True entrepreneurs are realists. They certainly have dreams, but they also understand that there will be many struggles to achieving those dreams.
If you are in any industry that sells anything, you understand the power of under-promising and over-delivering. Yet, many businesses choose to over promise and under deliver. For the brands that have an unlimited pipeline of new business, I understand (but don’t agree) with your tactics: get as many customers in the door as possible, keep them for as long as possible and be perfectly OK with losing clients because there will always be more coming in.

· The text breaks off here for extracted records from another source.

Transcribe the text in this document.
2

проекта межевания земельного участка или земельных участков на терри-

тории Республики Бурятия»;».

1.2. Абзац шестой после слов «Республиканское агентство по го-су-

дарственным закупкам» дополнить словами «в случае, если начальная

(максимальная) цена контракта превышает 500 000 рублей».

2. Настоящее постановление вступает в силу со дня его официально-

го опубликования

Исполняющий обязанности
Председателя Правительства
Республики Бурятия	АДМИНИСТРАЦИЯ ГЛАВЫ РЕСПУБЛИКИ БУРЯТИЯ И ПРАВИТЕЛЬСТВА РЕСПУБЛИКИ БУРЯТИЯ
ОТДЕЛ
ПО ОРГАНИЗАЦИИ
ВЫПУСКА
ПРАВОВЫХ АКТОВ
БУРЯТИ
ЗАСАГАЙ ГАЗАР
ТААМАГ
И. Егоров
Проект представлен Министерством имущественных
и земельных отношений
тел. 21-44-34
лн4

As a true study of customer service, I find it very interesting how bad customer service really is. Whether it’s your internet/cable company; your cell phone company; your insurance company; or the contractor you use to cut your home, they all have one thing in common: bad customer service.
Opportunity? You bet.
I have written about this before, but our focus at No Limit Agency and 1851 Franchise is providing second-to-none customer service. Will that method keep all clients? No. Some, as I have said, have all of their eggs in one basket, and if it doesn’t work as their unicorn, no level of customer service will help. But, if you do your very best to win for the clients you have, and you provide exceptional customer service, you are bound to create a sustainable service and business.
I love (and by love, I mean hate) the get-rich-quick scams that exist in business. Whether that is a guarantee of getting a brand on Fox News, which will in turn, make their brand huge; a guarantee of shelling out $19.99 in the pursuit to make millions; or a guarantee that this product will magically make you thin, it’s clear that unicorns don’t exist (as much as I wish they did). The only guarantee in life is that you will, well, die.
People are the true unicorns in business. You are the guarantee for whatever happens to your business. And, unfortunately, entrepreneurs are either born with or without wings. There are great business executives who don’t have the wings to own their own businesses—and those executives are vital to helping you reach the guarantees and the promises you (the person with wings) have made to win whatever you are fighting to win.
Many with wings also don’t over promise. They are skeptics. They are realists. They certainly have dreams, but they also understand that there will be many struggles to achieving those dreams.
Thus, when a business gives you a false promise, you should be the first one to cut the cards—to not believe, completely, the big audacious goal. Instead, you understand that a few steps under that may seem more possible.
I believe in “wow” moments. To create “wow” moments, my team cannot promise a flight to the moon when our plane will only take them 40,000 feet. If we tell them we can take them to the moon and only take them 40,000 feet, they will be disappointed. But, if we say we can take them to 30,000 feet, and then deliver something 10,000 feet higher, they are pumped by the results.
“Wow” moments come from being realistic. Thus, when creating your marketing messages, don’t set up your prospects for disappointment with lofty goals and promises.
One business model to recently experience turbulence was the self-serve frozen yogurt business. It has struggled for many reasons, but an over-promised, under-delivered message is part of the reason for failure.
Let’s say, for argument’s sake, the break even on a self-serve frozen yogurt franchise (with low labor, low food cost) is $500,000 in sales. Thanks to little competition, those who were first into the category experienced high sales—some even crossing over a million in sales. Thanks to these numbers in the item 19 and an urgency to sell franchises based on $1 million* per store revenue counts (* meaning, not all, but a few in the system), expectations were shot. Prospects bought thinking they would be rolling in cash—and they bought fast.
With very few points of differentiation between the brands, AUVs, for argument’s sake, didn’t live up to the $1 million mark. Instead, it was closer to the $600,000 mark. Being over-sold and under-delivered means frustration, closings and no scalability. This ultimately equals frustrated customers, frustrated landlords and frustrated franchisors.
Yet, at $600,000, a franchisee could possibly make a little return, and if they opened two, three and four and are able to leverage their business assets, they could make decent money. If you were told that you could make $500,000, suddenly $600,000 is winning.
Perception can ruin a reality.
Have we, as a business community, learned anything from froyo? Absolutely not. We are dreamers. But, perhaps, when creating our messages for selling our brands we may double think the idea of over promising the end result of our services. Maybe, just maybe, if we set better, more data driven expectations, we will keep our clients happier and we will grow better because our clients will validate better and refer more business.